Antigen-specific CD4 + T cells were single sorted and processed for TCR sequencing using a previously published approach9. Briefly, cDNA synthesis was followed by two rounds of PCRs to amplify TCR alpha/beta genes, followed by barcoding of products to combine multiple antigen-specific TCRs. The sequencing data was demultiplexed using custom in-house script and TCR alignment was done using mixcr software. Clones with more than 20 reads each for α and β chain genes were selected for further analysis24. The TCRs were analyzed for clonal expansion on the basis of comparison of CDR3 amino acid sequence from combined α and β chains. TCR data was analyzed using JMP15 and TCRdist. TCRs were analyzed for differences in context of amino acid and chain usage using TCRdist27. The tool makes logos on the basis of biochemical and structural similarities among different amino acids being used at a particular position. The TCR logos have residue height scaled according to their frequency in the repertoire, while the colored bars underneath represent the source of the nucleotides that encode the CDR3 region. The tool considers all clonally expanding TCRs to be one, so as to avoid bias from over-representation of one or few TCRs.

TCR re-expression and validation

Cit-TNC22 specific expanded TCR was re-expressed either transiently in HEK293T (stably expressing mouse CD3 and human CD4) cell line or stably in 58TCRαβ-negative cell line using a recently published approach10. Transient re-expression was used for assessment of binding of TCR to its cognate peptide-HLA complex.
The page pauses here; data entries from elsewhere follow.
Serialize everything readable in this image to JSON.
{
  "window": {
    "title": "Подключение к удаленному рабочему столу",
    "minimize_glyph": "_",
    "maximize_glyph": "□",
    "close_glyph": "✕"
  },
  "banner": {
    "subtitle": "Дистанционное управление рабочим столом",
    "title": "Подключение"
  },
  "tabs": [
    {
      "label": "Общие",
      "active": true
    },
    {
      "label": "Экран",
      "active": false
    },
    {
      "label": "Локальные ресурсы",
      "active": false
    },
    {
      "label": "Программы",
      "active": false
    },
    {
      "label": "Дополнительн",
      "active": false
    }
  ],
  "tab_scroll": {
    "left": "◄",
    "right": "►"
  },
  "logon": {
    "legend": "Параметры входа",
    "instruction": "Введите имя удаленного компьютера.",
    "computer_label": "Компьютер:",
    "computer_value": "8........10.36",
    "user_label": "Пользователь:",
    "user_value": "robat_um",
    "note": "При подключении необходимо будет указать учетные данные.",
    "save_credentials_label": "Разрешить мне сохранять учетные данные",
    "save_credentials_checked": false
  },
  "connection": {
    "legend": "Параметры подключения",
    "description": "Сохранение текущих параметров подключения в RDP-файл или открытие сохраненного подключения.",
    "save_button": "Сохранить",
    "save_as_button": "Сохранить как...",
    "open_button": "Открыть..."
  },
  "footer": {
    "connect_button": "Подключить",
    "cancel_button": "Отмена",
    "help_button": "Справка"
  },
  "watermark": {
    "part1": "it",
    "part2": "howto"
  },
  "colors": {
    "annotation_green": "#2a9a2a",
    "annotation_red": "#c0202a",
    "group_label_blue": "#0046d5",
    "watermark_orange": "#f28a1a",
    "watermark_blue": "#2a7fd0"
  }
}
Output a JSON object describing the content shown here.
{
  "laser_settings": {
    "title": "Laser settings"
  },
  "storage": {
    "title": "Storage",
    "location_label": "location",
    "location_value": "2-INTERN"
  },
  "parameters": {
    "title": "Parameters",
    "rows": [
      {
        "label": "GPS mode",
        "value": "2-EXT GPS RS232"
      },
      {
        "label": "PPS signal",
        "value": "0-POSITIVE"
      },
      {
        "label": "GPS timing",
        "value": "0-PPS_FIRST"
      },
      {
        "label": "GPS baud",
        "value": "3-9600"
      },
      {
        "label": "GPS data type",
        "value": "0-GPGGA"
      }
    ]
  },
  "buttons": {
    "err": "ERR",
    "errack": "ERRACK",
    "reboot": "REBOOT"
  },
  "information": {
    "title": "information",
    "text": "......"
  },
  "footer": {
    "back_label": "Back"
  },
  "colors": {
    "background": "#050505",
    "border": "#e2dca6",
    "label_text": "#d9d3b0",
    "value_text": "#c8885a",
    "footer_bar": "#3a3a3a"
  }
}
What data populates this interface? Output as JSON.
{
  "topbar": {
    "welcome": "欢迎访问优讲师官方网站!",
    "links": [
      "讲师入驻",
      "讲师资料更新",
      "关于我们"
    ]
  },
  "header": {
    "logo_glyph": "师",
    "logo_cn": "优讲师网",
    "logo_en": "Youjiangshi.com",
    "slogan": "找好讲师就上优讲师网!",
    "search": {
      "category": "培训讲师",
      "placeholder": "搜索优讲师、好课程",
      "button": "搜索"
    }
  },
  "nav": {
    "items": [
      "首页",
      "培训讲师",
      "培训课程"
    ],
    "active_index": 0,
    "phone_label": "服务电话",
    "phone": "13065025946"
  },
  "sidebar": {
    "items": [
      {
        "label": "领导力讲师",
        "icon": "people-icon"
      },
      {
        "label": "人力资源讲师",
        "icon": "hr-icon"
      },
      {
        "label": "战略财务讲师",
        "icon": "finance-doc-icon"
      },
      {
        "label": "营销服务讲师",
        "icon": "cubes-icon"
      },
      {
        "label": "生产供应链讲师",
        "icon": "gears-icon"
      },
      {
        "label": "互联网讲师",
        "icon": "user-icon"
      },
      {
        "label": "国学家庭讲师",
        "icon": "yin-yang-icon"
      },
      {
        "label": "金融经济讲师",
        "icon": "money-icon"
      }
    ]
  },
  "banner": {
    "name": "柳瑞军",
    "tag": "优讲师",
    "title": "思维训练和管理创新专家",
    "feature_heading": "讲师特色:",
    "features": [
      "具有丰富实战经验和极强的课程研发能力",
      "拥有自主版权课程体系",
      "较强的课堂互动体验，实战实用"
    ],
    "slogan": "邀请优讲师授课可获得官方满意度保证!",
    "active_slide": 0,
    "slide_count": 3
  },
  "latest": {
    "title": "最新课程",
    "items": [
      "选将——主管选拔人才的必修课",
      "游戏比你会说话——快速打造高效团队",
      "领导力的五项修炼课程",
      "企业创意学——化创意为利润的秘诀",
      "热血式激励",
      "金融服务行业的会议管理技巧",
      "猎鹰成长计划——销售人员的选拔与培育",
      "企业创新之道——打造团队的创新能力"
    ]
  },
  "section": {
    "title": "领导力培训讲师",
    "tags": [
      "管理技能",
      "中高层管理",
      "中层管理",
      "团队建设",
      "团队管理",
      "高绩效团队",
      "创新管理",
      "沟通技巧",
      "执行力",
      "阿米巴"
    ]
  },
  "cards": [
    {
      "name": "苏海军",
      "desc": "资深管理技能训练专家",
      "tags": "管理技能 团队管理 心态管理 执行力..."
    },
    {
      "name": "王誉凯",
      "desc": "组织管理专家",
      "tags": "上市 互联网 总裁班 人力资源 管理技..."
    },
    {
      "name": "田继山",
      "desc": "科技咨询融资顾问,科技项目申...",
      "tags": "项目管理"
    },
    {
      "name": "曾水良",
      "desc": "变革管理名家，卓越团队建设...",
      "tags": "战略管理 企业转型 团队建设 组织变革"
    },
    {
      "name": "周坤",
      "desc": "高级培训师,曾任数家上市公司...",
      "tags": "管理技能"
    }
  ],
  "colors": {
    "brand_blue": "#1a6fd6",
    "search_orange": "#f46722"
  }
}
Stable TCR re-expressing cell line was used to assess the impact of TCR stimulation via peptide-HLA complex on the expression of reporter (NFAT-GFP). 48 well plates were coated with different amounts of monomeric HLA-peptide complexes (in PBS) for 4 h and 5 × 104 cells were added to each well. Monomeric peptide-HLA complexes were coated on 48-well plates starting from 0.25ug in serial dilution, while anti-mouse CD3 antibody was coated at a concentration of 1ug/mL. Cit-TNC17 was used as a negative control. 5 × 104 cells were added to each well and cells were incubated at 37 °C and 5% CO2 for 48 h and assessed for NFAT-GFP expression using flow cytometry10. Experiments were repeated 3 times and data shown is median ± interquartile range in the graphs.